Andrei Alexandrescu wrote:
Georg Wrede wrote:
Andrei Alexandrescu wrote:
Leandro Lucarella wrote:
Andrei Alexandrescu, el 2 de marzo a las 10:42 me escribiste:
Leandro Lucarella wrote:
Boost 1.38.0 includes a new library ScopeExit:
http://www.boost.org/users/news/version_1_38_0
This library is based on D's scope(exit) according to the
documentation,
see at the end of the link:
http://www.boost.org/doc/libs/1_38_0/libs/scope_exit/doc/html/scope_exit/alternatives.html
Cool. I confess I'm mildly miffed. In the "Acknowledge" section
(sic) yours truly is being acknowledged "for pointing me to
scope(exit) construct of the D programming language." In the
Alternatives section there's an unatrributed link to the ScopeGuard
article. My understanding of ScopeExit looks much more inspired and
derivative from ScopeGuard than a distinct artifact, something that
goes entirely unacknowledged.
For some reason ScopeGuard and scope(exit) consistently escapes
proper acknowledgments. Petru Marginean and I introduced the
concept in C++ and argued for its usefulness. I invented the gorram
scope(exit) statement for D, and Walter almost forgot to
acknowledge me. And now this. What are you going to do...
Is there any particular reason why you are so concerned about
credits? I'm not saying they don't matter, but you seem to take it
too hard.
I'm, if anything, at the very low end of credit-beggars foodchain.
You wouldn't believe if I told you about some (rather notorious
within the community) people I know that ought to be a tad more
modest :o). I just have a dim view of not giving credit. Proper
credit is extremely easy to give, costs nothing, and is the right
thing to do. The author of ScopeExit clearly knew everything of
ScopeGuard since he linked to it, but did not quite acknowledge the
relationship of his work to ScopeGuard, which should be done even
assuming he developed ScopeExit entirely in isolation. That's just...
you don't do that.
I'm at the low end too. For example, rdmd is based on my original
idea. But by not begging around for acknowledgements, I bet nobody at
all knows it anymore.
Many years ago I sent a private mail to Walter with the idea, six
months later I started advocating it vigorously on this NG, later I
mailed a shell script to him that does what rdmd does now.
The whole concept is mine, right down to shebangs in D source files
and caching binaries.
Heh, so incidentally, there might be some point in activating myself
in that area. Also outside of the D community.... :-(
The biggest lie I've ever heard is "the meek shall inherit the earth".
I had no idea. Good you told me, I've put an ack in the source file.
Thanks. I tried to locate the source in the dmd tree, but in vain.
So probably it should appear when rdmd is run with no arguments for
there to be any effect... :-)
By the way, I added a couple more flags:
Usage: rdmd [RDMD AND DMD OPTIONS]... program [PROGRAM OPTIONS]...
Builds (with dependents) and runs a D program.
Example: rdmd -release myprog --myprogparm 5
Any option to be passed to dmd must occur before the program name. In
addition
to dmd options, rdmd recognizes the following options:
--build-only just build the executable, don't run it
--chatty write dmd commands to stdout before executing them
--compiler=comp use the specified compiler (e.g. gdmd) instead of dmd
Heh, had to actually use this one when I checked rdmd before posting.

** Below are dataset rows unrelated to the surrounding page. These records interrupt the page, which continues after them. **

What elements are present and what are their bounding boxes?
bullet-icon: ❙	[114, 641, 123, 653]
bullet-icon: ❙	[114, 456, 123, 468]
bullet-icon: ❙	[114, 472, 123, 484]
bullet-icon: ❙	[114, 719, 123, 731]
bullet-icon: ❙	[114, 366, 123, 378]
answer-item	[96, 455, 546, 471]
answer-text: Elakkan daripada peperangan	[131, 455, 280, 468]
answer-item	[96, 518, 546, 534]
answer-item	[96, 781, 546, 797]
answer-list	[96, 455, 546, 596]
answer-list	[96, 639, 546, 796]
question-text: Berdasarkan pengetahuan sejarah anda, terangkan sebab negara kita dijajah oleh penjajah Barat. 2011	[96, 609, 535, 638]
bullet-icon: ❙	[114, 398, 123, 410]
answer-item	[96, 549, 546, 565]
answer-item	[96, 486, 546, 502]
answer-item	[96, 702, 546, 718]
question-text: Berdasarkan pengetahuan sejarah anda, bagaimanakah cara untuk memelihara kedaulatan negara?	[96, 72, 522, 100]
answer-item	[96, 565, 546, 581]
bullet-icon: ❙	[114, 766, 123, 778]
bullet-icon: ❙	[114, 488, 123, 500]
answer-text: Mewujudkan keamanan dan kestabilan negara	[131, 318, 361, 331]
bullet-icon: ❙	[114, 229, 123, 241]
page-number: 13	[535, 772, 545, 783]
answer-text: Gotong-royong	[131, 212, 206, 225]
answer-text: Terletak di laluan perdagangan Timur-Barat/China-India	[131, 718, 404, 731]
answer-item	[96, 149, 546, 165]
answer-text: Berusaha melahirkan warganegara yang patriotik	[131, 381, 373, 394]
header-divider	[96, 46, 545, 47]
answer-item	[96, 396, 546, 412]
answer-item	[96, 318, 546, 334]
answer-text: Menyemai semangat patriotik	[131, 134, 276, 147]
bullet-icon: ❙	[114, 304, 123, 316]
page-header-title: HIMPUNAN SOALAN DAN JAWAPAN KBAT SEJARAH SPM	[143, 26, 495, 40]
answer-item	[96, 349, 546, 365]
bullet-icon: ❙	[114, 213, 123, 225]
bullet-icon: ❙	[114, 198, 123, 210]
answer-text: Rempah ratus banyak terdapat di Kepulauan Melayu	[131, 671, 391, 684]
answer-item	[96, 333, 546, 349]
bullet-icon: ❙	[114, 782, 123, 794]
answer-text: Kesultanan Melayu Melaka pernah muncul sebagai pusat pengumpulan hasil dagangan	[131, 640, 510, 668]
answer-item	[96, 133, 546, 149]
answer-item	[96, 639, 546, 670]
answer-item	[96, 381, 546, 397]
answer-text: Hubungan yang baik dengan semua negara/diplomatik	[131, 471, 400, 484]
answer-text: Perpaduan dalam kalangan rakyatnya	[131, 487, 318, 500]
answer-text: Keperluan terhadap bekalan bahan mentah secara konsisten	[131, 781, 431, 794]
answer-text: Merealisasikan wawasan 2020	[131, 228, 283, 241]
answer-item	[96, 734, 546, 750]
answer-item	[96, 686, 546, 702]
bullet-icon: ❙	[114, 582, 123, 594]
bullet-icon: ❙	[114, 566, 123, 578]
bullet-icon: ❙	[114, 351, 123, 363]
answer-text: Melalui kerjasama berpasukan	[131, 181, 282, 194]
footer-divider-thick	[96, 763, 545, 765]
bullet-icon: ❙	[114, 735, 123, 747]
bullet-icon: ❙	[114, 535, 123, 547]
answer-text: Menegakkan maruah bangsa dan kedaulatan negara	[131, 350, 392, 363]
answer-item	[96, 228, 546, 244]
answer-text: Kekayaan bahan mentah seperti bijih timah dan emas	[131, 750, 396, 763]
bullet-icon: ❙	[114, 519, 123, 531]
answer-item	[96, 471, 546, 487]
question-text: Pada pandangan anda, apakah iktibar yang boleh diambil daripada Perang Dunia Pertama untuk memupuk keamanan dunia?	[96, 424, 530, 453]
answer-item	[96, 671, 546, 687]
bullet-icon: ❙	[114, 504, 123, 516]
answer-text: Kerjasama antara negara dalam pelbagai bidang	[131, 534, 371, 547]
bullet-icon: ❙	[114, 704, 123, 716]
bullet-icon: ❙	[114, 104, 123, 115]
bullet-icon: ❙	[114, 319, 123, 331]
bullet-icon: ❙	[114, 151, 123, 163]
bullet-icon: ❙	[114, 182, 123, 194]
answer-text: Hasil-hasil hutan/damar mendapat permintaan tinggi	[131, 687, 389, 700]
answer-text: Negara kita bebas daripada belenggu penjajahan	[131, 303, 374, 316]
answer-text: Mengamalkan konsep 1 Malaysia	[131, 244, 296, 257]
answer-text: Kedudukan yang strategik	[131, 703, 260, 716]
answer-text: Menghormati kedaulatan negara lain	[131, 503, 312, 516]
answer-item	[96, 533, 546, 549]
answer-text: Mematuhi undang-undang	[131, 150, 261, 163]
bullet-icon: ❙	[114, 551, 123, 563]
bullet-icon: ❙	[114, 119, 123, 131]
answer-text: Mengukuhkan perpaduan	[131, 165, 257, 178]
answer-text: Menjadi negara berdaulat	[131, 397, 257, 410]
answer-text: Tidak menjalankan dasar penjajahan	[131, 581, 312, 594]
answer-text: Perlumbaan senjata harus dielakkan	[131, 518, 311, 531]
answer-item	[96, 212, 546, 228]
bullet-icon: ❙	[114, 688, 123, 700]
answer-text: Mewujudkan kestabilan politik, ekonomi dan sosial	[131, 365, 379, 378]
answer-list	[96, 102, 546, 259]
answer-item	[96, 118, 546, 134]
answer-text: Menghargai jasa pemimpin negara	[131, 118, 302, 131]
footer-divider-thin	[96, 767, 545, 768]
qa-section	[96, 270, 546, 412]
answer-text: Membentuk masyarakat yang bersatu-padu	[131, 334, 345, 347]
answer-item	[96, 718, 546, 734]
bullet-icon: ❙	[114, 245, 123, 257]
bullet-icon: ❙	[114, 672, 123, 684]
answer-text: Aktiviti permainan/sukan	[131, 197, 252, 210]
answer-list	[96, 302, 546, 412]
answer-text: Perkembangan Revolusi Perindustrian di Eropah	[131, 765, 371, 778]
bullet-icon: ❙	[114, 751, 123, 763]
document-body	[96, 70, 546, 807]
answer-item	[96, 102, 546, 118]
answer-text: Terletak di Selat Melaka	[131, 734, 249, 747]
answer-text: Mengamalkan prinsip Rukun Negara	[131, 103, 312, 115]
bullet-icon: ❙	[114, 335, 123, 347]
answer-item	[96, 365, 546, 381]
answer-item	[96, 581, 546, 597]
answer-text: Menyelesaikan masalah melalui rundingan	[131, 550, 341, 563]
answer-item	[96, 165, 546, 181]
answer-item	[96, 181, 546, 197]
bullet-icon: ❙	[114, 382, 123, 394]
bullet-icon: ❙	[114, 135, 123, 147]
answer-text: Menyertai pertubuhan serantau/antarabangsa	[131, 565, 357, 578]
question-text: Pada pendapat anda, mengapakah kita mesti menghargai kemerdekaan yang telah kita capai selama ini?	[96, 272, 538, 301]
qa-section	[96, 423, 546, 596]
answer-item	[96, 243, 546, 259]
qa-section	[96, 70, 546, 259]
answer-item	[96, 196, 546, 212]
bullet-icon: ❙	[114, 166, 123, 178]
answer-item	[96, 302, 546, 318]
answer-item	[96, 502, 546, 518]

Now i have dmd1 and dmd2 and obviously needed this.
--dry-run do not compile, just show what commands would be run
(implies --chatty)
--force force a rebuild even if apparently not necessary
--eval=code evaluate code a la perl -e
--loop assume "foreach (line; stdin.byLine()) { ... }" for
eval
--help this message
--man open web browser on manual page
--shebang rdmd is in a shebang line (put as first argument)
If foo.d is to be run like
$ ./foo.d
then rdmd has to be on the shebang line anyway. And if you run
$ rdmd foo.d
then you're already running rdmd. So, where do you use --shebang?
Of particular interest are --eval and --loop. Very helpful :o).
Oh, these both are cool!
PS: are you using zsh? The examples on
http://www.digitalmars.com/d/2.0/rdmd.html have a percent prompt instead
of the dollar prompt. Zsh seems to be fading out, the faq
http://zsh.sourceforge.net/FAQ/zshfaq01.html is from 2005, and the last
Fedora doesn't even have zsh as an option.